Выезжаю поездом из солнечного, уютного, светло-желтого, увитого виноградом южного города.
Еду в Россию, в которой не была… да считай вообще не была! Дошкольницей была вывезена в далекий южный городок, а в эвакуации – 3 года в русской деревне да однажды уже старшеклассницей были на экскурсии в Москве - вот и все. А тут сразу в Ленинград просто так. Муж там учится и все его родственники там.
Поезд прибывает на Витебский вокзал, и длинная платформа под черно-грязно-закопченной крышей, от которой отражается какой-то жуткий шум-удар-по-ушам, ведет в старое здание, где сразу попадаешь в тоже полутемный зал под статУю Ленина в лапсердаке.
Пахнет то ли какой-то дезинфекцией, то ли застарелой слежавшейся грязью. Словом, не аромат сирени.
«А с платформы говорят: это город Ленинград»…
Едем на трамвае. Меня везут на трамвае. Тогда еще довольно приличном. Во всяком случае, тогда их время от времени мыли, но лязгали и тряслись они как и сейчас. Проезжаем по улицам с серыми или черными закопченными зданиями без намека на какую-нибудь уличную зелень. Мимо Балтийского вокзала и через Обводный канал – на Измайловский проспект. Как мне объяснили, это один из самых непарадных рабочих районов, не для туристов и экскурсий.
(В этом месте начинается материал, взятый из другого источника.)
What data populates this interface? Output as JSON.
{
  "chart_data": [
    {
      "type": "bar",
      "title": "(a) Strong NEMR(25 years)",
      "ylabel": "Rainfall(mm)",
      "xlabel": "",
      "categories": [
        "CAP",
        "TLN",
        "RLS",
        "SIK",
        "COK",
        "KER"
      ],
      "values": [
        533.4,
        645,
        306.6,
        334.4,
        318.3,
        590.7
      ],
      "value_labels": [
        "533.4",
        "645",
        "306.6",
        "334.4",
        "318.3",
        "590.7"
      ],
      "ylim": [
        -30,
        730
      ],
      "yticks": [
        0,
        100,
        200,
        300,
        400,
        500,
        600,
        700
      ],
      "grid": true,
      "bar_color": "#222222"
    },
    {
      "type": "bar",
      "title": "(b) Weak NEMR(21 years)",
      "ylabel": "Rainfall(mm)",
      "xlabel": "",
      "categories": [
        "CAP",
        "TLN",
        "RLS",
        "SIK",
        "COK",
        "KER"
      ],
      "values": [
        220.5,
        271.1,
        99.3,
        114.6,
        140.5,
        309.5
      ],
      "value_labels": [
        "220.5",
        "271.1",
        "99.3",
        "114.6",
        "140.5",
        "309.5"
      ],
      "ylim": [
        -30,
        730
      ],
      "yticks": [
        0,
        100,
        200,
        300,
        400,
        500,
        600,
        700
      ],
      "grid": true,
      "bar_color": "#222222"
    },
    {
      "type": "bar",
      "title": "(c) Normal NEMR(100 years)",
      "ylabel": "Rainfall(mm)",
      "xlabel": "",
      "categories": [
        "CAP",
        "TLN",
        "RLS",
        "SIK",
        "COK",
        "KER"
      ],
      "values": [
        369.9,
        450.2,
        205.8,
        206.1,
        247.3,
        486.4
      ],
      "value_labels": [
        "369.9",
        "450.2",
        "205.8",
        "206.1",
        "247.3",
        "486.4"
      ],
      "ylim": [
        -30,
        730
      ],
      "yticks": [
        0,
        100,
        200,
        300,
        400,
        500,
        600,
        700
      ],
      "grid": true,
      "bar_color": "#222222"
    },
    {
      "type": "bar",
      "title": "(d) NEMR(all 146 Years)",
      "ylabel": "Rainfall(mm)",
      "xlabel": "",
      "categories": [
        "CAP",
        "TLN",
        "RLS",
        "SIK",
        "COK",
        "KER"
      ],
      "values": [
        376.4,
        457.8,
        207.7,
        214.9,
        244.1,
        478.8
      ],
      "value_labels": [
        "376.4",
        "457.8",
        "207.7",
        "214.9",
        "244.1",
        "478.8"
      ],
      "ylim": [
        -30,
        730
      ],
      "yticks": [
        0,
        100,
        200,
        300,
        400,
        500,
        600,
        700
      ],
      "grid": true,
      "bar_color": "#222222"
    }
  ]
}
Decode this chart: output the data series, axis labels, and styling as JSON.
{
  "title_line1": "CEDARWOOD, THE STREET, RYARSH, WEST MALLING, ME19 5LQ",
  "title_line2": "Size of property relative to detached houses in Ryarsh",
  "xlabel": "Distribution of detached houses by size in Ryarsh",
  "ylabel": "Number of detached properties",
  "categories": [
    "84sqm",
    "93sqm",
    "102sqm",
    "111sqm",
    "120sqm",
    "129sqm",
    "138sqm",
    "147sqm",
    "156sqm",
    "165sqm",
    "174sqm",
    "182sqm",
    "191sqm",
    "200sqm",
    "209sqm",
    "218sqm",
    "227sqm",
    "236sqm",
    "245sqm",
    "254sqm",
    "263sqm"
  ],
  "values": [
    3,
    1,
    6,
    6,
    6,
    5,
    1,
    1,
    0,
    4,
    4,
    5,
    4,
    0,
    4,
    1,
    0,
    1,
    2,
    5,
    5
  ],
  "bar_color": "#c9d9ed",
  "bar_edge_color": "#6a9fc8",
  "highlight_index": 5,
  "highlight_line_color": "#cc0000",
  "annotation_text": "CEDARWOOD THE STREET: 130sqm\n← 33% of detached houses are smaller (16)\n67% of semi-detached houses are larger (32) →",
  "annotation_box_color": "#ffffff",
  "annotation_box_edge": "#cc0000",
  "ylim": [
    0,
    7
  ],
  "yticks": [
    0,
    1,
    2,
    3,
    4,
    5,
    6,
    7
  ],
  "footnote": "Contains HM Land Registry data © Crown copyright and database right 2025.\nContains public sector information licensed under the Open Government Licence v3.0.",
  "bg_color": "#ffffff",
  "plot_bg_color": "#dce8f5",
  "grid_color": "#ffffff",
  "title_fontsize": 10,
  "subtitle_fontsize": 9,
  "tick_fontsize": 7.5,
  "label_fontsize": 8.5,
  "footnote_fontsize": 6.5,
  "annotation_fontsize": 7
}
Для своих, значит. Ну, для своих красить, белить и мыть, конечно, не надо. И так хорошо. Выбоины в мостовой, на тротуаре.
Переезжаем по мосту через Обводный канал (тот самый, про который много позже Муська Плопский, пардон, доктор Плопский, приехав в первый -- и последний -- раз в Ленинград), сказал:
-- А я думал Нева широкая!
На что трамвайное население реагировало веселым смехом).
Слева мрачное черно-красное кирпичное очень старое жилое здание – а это какой стиль спрашиваю?
Хмыкают, говорят: тюремный.
Это был просто жилой дом, именно в нем -- судьба-индейка – впоследствии собиралась компания на вечеринки, о которых расскажу попозже.
Угорел в дыму отечества.
М. Бару
Пока едем на трамвае - оглядываю улицы, дома. Они все темно-серые или грязно желтоватого цвета.
«Тут перед нами развертывается целый мир красно-желтых дворцов, которые, подобно всем русским правительственным зданиям, поражают своею странною окраскою, напоминающею наполовину окраску тюрем, наполовину цвет человеческой кожи», - писал Георг Брандес, 1896 г.
С тех пор закопченности прибавилось, и цвет человеческой кожи превратился в цвет кожи, но очень давно немытой.
Вообще зелени, деревьев на улицах нет, вся зелень кучкуется в парках, в основном в центре – это Екатерининский садик на Невском с величественной Катькой -- «Катькин садик», а у ее подножия – обхожу кругом – ее министры и фавориты. За садиком – с бронзовой квадригой Аполлона над фронтоном драматический театр им. Пушкина, бывший Александринский. Справа – Публичная библиотека, слева – дворец опять же во дворе-парке, пока не знаю, как что называется и что за дворец. Деревня! В парке скамейки для передышки – у людей сумки, пакеты с покупками все руки оторвали.
Потом-то узнала, кто там в основном тусуется издавна – о столетней голубизне его постоянных посетителей узнала из книги К.К.Ротикова (Пирютко) «Другой Петербург».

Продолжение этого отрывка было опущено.